Wednesday, September 25, 2013

DEALING WITH TROUBLESOME PROPHETS

I’m not a fan of conspiracy theories but. And it’s kind of a big but. We just finished watching my old DVD of King. Sort of the Cliff Notes version of MLK’s public career. The man was a son of a preacher. He was a preacher. He was surrounded by men of the cloth. And in the last five years of his life he started sounding a lot like a liberation theologian from Latin America minus the “dialectical materialism” of Hegel and the so called Marxists.

King was working from a Gospel perspective. Hell, in his last speech he came out and basically said if you’re going to say anything at my funeral say that I tried to feed the hungry, clothe the naked, visit the prisoners, care for the sick. That I tried to hold to non violence. Straight out of the Gospel according the Matthew.

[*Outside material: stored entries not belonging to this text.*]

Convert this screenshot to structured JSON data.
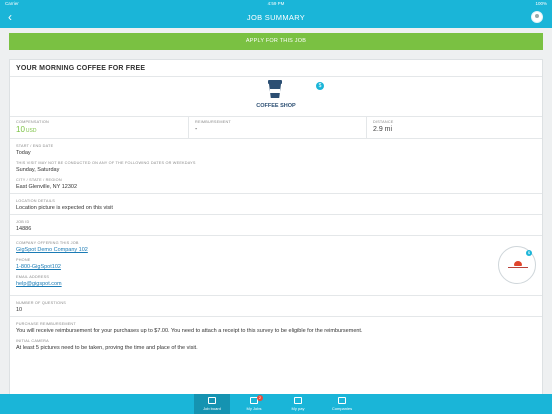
{
  "status_bar": {
    "carrier": "Carrier",
    "time": "4:59 PM",
    "battery": "100%"
  },
  "nav": {
    "back_icon": "chevron-left",
    "title": "JOB SUMMARY",
    "profile_icon": "user-avatar"
  },
  "apply_button": {
    "label": "APPLY FOR THIS JOB",
    "color": "#7ac142"
  },
  "job": {
    "title": "YOUR MORNING COFFEE FOR FREE",
    "shop_label": "COFFEE SHOP",
    "badge_icon": "dollar-badge",
    "compensation": {
      "label": "COMPENSATION",
      "amount": "10",
      "currency": "USD"
    },
    "reimbursement": {
      "label": "REIMBURSEMENT",
      "value": "-"
    },
    "distance": {
      "label": "DISTANCE",
      "value": "2.9 mi"
    },
    "dates": {
      "label": "START / END DATE",
      "value": "Today"
    },
    "weekdays": {
      "label": "THIS VISIT MAY NOT BE CONDUCTED ON ANY OF THE FOLLOWING DATES OR WEEKDAYS",
      "value": "Sunday, Saturday"
    },
    "location": {
      "label": "CITY / STATE / REGION",
      "value": "East Glenville, NY 12302"
    },
    "location_details": {
      "label": "LOCATION DETAILS",
      "value": "Location picture is expected on this visit"
    },
    "job_id": {
      "label": "JOB ID",
      "value": "14886"
    },
    "company": {
      "label": "COMPANY OFFERING THIS JOB",
      "value": "GigSpot Demo Company 102"
    },
    "phone": {
      "label": "PHONE",
      "value": "1-800-GigSpot102"
    },
    "email": {
      "label": "EMAIL ADDRESS",
      "value": "help@gigspot.com"
    },
    "questions": {
      "label": "NUMBER OF QUESTIONS",
      "value": "10"
    },
    "purchase": {
      "label": "PURCHASE REIMBURSEMENT",
      "value": "You will receive reimbursement for your purchases up to $7.00. You need to attach a receipt to this survey to be eligible for the reimbursement."
    },
    "camera": {
      "label": "INITIAL CAMERA",
      "value": "At least 5 pictures need to be taken, proving the time and place of the visit."
    }
  },
  "tabs": [
    {
      "label": "Job board",
      "icon": "job-board-icon",
      "active": true
    },
    {
      "label": "My Jobs",
      "icon": "my-jobs-icon",
      "badge": "2"
    },
    {
      "label": "My pay",
      "icon": "my-pay-icon"
    },
    {
      "label": "Companies",
      "icon": "companies-icon"
    }
  ],
  "colors": {
    "primary": "#1ab5d8",
    "accent": "#7ac142",
    "link": "#1a7bb5"
  }
}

Fast forward to 2013 and who do we see in the public eye? Hucksters for the prosperity gospel? So called churchmen whose interests seem confined to who marries who and what a woman does with her own body? Preachers whose only knowledge or interest in the prophets seems confined to prophecies about the messiah while ignoring the sometimes strident warning about what happens when we don’t care for the least among us. Shouting claims of persecution when the rest of us point out that if you’re worried about your kids praying maybe they should do it at home. With you leading the way. Or that there is nothing secular about the first four of the Ten Commandments.

Sometimes I think the story of Jesus goes straight from Christmas to Easter without taking stock of WHY so many in the local and imperial power structure thought it was a good idea to get an inconvenient prophet out of the way. As quickly, painfully and publicly as possible.

On to the conspiracy theory. If you don’t want the faith community messing with our still racist, extremely materialistic  and shoot first and ask questions later society what options do you have. You can’t attack the churches directly. Not when you’re also pushing the mantra that the U.S. was established as a Christian nation.

You can haul out the Becks and the Limbaughs to tell us that there was never any such thing as a “social gospel.” You can reduce the message of the gospels to “Jesus died for MY sins.” And a very narrow list of sins it usually is. You can encourage ridicule by encouraging so called ministers to run who seem to think that support of hyper capitalism and individualism are the eleventh and twelfth commandments. Or that if you don't accept his definition who is accepted as a member of the body and who isn't. 


And if you do find an inconvenient prophet on your hands you just might consult the playbook the CIA developed for Vietnam and transplanted to Latin America. If discrediting him (or her) doesn’t work? There’s always a rifle, a bullet and a convenient patsy.